Religion Magazine

Great Discussions of the Biblioblogs -- Another Request

By Goodacre
I was delighted by the response to my post Blogging Mark - Input Requested Please.  The comments there have very much helped me to think through my paper on Mark in the digital age for the SBL International coming up soon in St Andrews.

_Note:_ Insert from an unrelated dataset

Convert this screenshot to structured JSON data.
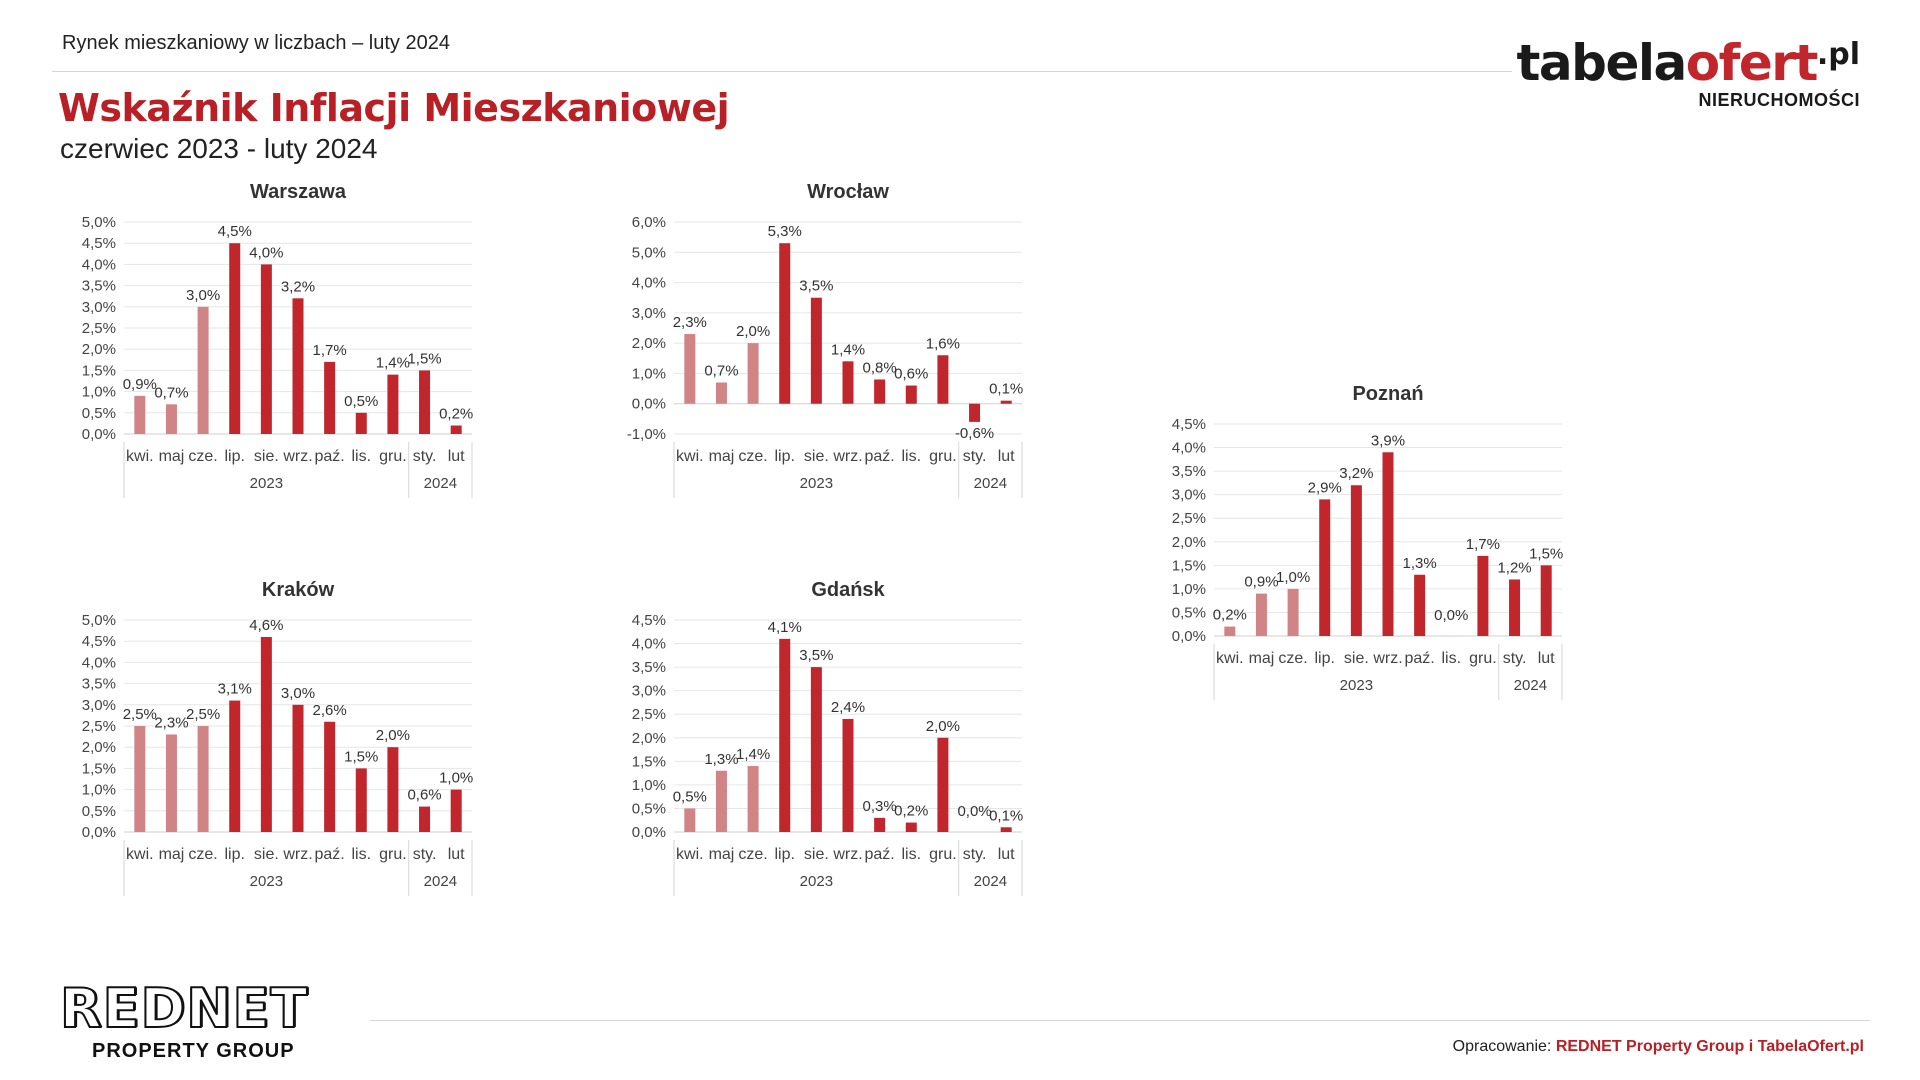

In writing that paper, I am footnoting some good, round-up discussions of the blogs and blogging in our area, and I am keen to get some links in to a range of good discussions, and not just repeating my own boring stuff.  What I am thinking of are those posts that reflect critically on the successes and failures of the biblioblogging phenomenon over the last decade or so.  My footnote currently reads (and please excuse the ugly formatting because it's pasted from a horrible old MS Word document):
For reflections on the history and development of blogs in this area, see especially James R. Davila, Assimilated to the Blogosphere: Blogging Ancient Judaism, SBL Forum , April 2005, http://sbl-site.org/Article.aspx?ArticleID=390; “Enter the Bibliobloggers,” University of St Andrews School of Divinity Website, November 2005, http://www.st-andrews.ac.uk/divinity/rt/otp/abstracts/enterthebibliobloggers/, and “What Just Happened: The rise of biblioblogging in the first decadeof the twenty-first century”, 2010 Annual Meeting of the Society of Biblical Literature in Atlanta, http://paleojudaica.blogspot.co.uk/2010_11_14_archive.html#1715486029034288246.  See also Mark Goodacre, “Pods, blogs and other time-wasters,” NT Blog, 17 November 2011, http://ntweblog.blogspot.com/2011/11/pods-blogs-and-other-time-wasters.html.
In other words, at this point, it's just Jim and me.  What other nice round-up reflective posts on the biblioblogging phenomenon should I add?  Thanks for your help.  This is a great example of the communal internet and the joys of horizontal blogging!